Mash pH is much more complex than just the pH of your water.  It's a combination of the composition of your water + the grains you are using.

John Palmer's discussion of this on Basic Brewing Radio is what helped me to get a better grasp on this.  I listened to this a few times.
http://media.libsyn.com/media/basicbrewing/bbr01-11-07.mp3

Also, working through Palmer's Residual Alkalinity Spreadsheet was helpful-
http://www.howtobrew.com/section3/Palmers_Mash_RA_ver2e.xls
 
Ziggybrew said:
.........
If you're doing extracts... relax, don't worry, it is insignificant.
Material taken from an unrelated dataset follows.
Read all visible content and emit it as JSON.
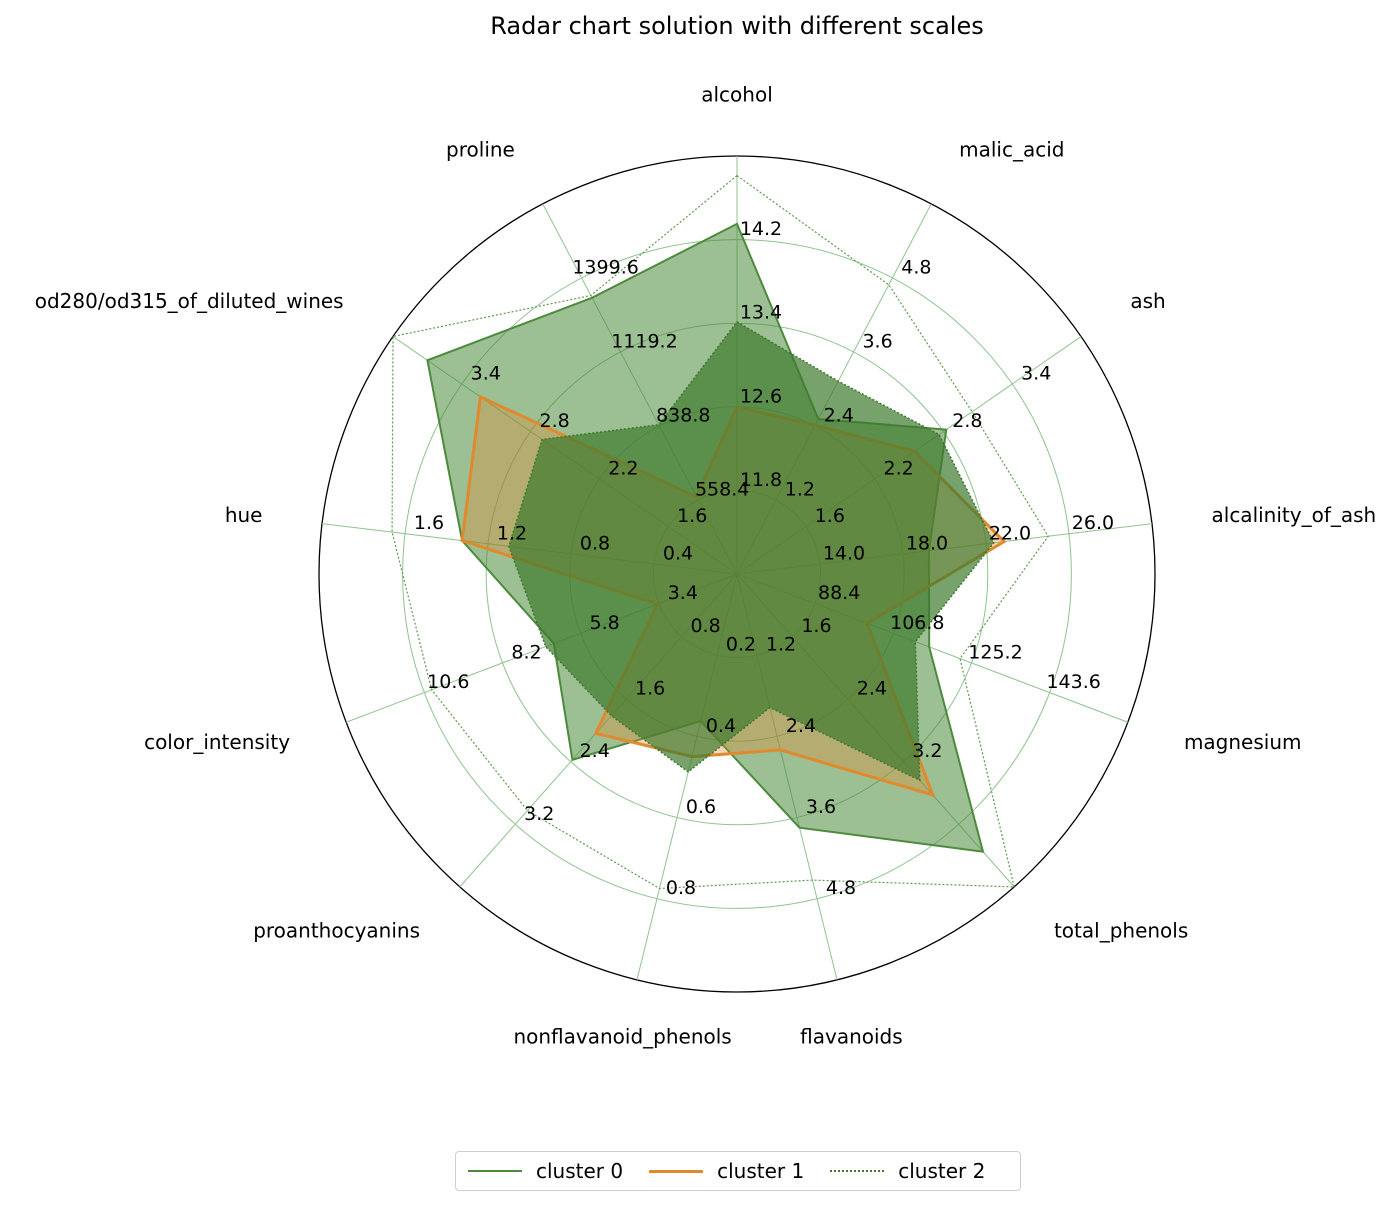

Largely true, and certainly less important than many other issues; however, sufficient calcium and magnesium in boil and fermenter (for the yeast) is important to hot break, clarity, yeast performance, etc.  Depends on your local water; mine is very low mineral, like single digits for most items.

I was doing Palmer's spreadsheet for a while and hit 5.3 mash pH so often I quit checking.  But somewhere I read about the boil again, and starting adding 50% of the Palmer blend to the boil, and I think that helped with hot break and led to a more-active fermentation at least once. 
 
Also worth noting is the ability to change the chloride to sulfate ratio when using water salts to adjust pH.

You could make the assumption that the malt extract manufacturer had a good mash pH and the right mineral make up for a good fermentation.  If that is the case then those minerals are condensed down and adding distilled water would bring the wort up to the right levels.  That would just be an assumption, maybe a safe assumption but also possibly wrong.

The thing you have no real control over is the chloride to sulfate ratio.  Of course, you could put something in to change this and it may come out how you want it, but it's really just a guessing game.